Can Soft Robots Donate Their Heart to Humans? Emerging Technologies in Total Artificial Heart Development
This thesis explores the potential of soft robotics to revolutionize the development of total artificial hearts (TAHs) for patients with end-stage heart failure. Despite major advances, conventional mechanical circulatory support systems—including ventricular assist devices (VADs) and current-generation TAHs—remain constrained by complications such as thrombosis, infection, mechanical wear, and limited physiological adaptability. Their reliance on rigid components and percutaneous driveline systems compromises both durability and patient quality of life.
By drawing inspiration from the compliant and adaptive properties of biological tissues, soft robotic systems offer a new paradigm for artificial heart design—one that emphasizes mechanical compliance, physiological flow generation, and hemocompatibility. This work integrates material science, fluidic actuation, and biointerface engineering to develop two complementary soft robotic TAH concepts.
The first, the LIMO (Less In, More Out) heart, introduces a compact pumping mechanism that minimizes device size through an efficient soft fluidic transmission system, offering a pathway toward anatomically compatible and energy-efficient actuation. The second, the Hybrid Heart, combines soft pneumatic actuation with supramolecular polymer coatings to enhance blood compatibility and encourage biological integration.

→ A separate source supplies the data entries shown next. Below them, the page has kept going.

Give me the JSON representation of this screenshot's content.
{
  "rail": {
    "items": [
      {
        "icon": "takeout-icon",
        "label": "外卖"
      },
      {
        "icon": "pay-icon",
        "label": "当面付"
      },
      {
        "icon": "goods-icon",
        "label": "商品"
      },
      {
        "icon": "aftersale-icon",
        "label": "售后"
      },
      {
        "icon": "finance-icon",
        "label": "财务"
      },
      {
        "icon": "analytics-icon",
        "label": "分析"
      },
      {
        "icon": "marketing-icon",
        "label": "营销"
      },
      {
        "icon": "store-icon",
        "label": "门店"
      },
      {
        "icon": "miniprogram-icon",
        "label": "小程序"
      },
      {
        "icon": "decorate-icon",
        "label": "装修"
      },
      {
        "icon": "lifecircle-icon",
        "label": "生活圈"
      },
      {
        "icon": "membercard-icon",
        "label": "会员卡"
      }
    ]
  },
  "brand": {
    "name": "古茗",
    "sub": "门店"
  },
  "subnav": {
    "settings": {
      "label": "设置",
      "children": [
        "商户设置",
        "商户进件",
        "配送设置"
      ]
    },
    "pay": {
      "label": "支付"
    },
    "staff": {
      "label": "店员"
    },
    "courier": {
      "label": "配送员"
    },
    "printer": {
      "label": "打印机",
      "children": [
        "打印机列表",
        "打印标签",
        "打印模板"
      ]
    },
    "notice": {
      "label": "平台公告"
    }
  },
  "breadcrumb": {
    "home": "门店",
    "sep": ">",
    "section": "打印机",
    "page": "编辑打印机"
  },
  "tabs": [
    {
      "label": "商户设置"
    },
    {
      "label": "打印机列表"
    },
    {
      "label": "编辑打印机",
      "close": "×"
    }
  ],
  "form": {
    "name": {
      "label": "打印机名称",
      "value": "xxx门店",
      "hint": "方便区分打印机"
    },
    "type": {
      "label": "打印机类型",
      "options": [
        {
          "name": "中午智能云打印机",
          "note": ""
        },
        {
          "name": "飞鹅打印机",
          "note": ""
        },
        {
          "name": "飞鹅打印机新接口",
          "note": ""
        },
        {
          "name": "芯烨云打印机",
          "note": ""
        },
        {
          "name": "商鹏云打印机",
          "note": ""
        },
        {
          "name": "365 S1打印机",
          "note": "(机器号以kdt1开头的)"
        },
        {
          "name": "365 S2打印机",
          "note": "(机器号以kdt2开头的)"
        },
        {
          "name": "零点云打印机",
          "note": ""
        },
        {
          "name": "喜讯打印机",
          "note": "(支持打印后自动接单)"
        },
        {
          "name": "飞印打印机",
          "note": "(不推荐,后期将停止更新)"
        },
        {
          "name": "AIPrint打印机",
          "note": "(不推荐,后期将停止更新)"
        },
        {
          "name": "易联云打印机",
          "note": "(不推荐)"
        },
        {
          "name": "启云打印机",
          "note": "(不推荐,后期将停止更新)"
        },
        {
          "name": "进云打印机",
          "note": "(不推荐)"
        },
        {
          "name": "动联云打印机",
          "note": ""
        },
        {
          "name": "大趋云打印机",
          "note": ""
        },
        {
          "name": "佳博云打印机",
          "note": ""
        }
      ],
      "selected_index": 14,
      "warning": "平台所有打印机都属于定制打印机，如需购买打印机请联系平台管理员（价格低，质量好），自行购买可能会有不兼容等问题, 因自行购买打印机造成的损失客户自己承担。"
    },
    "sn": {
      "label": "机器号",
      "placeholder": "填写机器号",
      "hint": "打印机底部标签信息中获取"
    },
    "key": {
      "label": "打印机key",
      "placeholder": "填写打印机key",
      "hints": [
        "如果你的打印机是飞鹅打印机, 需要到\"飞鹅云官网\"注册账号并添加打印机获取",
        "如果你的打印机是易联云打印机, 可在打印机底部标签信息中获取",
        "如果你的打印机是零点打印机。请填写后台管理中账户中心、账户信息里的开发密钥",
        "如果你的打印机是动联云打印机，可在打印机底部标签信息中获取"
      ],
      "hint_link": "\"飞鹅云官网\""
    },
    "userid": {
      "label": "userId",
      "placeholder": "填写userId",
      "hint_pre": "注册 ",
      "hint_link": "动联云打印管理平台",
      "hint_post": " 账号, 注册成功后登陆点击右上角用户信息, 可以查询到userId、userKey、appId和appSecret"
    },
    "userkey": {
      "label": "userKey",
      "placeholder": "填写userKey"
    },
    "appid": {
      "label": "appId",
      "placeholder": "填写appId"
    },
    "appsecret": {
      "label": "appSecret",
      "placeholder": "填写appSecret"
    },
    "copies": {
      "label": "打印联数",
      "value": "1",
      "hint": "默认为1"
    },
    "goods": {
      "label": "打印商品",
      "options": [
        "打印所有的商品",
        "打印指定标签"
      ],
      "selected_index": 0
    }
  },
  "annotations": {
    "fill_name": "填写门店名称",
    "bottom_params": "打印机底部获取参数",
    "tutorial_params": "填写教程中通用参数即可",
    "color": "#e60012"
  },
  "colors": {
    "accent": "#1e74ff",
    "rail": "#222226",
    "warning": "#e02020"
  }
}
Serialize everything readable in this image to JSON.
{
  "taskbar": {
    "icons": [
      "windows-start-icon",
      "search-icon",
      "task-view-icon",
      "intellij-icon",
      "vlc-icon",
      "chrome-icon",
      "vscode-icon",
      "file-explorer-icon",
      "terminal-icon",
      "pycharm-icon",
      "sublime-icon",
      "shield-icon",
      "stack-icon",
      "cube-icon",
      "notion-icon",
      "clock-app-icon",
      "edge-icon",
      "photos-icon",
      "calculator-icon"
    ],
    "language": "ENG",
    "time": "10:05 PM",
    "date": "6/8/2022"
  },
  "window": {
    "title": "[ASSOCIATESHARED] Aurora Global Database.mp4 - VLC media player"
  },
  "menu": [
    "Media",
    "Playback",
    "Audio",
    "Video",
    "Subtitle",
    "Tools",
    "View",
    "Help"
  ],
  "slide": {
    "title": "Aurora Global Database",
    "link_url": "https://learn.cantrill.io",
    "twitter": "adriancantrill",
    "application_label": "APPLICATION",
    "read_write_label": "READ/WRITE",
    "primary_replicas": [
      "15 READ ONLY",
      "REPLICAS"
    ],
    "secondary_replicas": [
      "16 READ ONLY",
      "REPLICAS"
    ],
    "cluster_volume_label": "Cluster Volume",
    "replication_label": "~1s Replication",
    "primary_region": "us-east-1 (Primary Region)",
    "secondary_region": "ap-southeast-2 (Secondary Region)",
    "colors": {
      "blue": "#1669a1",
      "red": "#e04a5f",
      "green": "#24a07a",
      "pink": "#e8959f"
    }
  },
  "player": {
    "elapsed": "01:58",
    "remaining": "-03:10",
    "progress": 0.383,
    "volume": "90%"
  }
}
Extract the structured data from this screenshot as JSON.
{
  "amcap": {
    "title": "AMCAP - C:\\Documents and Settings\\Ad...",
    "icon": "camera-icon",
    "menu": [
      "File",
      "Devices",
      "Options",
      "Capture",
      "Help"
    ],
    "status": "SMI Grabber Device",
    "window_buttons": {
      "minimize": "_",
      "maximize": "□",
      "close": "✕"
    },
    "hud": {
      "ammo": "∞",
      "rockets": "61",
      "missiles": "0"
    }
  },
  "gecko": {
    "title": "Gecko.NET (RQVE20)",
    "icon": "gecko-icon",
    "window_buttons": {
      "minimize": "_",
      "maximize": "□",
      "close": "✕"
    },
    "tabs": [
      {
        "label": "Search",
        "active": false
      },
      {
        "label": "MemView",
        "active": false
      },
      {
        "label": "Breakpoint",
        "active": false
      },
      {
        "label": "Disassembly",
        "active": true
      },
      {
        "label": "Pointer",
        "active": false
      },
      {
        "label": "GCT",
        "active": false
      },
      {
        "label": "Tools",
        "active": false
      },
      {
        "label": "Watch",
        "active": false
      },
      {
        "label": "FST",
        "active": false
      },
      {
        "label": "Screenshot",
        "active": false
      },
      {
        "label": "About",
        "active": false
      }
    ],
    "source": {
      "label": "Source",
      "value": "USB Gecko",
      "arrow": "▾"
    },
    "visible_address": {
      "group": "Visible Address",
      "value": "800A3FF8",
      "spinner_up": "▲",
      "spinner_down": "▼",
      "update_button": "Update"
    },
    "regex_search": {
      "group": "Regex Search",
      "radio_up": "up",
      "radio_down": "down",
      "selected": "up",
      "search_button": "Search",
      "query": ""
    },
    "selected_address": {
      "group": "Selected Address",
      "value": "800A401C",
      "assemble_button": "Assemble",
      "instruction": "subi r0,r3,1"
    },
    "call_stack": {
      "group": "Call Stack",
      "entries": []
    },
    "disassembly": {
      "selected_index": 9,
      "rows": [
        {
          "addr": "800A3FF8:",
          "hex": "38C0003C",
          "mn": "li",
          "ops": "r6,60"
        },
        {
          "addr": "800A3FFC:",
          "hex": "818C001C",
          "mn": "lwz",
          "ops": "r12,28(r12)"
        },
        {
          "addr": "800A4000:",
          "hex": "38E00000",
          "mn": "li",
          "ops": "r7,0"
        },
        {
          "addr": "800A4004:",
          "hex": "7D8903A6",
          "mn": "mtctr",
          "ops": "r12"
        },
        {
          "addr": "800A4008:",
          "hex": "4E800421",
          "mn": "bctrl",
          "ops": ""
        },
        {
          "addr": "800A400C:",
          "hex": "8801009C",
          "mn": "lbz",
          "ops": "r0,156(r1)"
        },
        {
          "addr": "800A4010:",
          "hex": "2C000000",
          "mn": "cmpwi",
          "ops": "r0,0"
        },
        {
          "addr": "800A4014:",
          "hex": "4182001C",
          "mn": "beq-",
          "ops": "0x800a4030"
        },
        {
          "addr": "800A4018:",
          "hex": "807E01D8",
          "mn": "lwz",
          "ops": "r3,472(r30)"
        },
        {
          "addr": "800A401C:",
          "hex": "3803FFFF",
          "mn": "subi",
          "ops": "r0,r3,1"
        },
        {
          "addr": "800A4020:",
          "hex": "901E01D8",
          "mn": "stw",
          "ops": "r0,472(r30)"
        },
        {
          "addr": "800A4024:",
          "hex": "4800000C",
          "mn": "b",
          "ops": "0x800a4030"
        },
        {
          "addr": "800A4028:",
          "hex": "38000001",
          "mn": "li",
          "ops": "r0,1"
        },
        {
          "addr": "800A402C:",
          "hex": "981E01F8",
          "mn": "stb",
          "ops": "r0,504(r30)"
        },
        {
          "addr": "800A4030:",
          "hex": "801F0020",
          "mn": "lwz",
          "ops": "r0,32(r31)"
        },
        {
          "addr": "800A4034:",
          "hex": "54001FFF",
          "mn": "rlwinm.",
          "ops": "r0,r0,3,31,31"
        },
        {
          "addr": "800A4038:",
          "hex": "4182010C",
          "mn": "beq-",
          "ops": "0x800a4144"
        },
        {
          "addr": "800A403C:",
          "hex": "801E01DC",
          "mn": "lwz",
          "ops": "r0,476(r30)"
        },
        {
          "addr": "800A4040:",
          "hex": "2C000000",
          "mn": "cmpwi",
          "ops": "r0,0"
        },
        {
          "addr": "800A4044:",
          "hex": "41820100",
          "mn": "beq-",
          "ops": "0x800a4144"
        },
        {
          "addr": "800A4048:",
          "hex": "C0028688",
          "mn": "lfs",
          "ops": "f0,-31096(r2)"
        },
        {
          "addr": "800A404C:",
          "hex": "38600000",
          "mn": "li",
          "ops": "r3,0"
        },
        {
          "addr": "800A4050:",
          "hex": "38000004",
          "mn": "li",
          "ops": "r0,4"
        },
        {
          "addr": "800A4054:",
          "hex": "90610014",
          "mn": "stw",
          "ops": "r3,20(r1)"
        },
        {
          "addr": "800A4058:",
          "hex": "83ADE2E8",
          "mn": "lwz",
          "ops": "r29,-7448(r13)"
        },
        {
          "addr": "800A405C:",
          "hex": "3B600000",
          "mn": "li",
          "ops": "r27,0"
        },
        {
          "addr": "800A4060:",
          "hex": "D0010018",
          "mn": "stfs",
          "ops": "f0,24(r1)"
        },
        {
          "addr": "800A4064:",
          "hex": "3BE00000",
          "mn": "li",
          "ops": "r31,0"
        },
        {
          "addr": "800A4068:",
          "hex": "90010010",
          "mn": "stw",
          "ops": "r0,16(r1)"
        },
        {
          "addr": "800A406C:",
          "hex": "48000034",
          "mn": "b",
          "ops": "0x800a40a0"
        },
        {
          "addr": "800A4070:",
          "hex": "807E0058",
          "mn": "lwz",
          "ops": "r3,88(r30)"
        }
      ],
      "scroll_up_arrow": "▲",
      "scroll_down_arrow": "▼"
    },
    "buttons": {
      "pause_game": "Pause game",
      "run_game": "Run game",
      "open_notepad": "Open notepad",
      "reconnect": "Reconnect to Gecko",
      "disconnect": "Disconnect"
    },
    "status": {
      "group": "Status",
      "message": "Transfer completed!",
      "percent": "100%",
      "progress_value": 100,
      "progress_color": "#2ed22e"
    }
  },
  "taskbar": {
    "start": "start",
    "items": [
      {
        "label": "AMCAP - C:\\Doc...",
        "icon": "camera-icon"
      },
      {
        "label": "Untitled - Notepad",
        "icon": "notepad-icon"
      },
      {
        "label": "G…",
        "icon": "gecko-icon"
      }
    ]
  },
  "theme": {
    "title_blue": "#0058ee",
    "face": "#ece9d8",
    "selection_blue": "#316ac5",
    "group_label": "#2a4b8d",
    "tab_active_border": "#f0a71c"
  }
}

Together, these developments demonstrate how soft robotics can overcome the limitations of rigid artificial hearts and advance toward fully implantable systems.
Through analytical modeling, prototyping, and biological validation, this thesis establishes foundational design strategies for the next generation of soft robotic artificial hearts—devices capable of achieving not only mechanical function but true physiological harmony with the human body.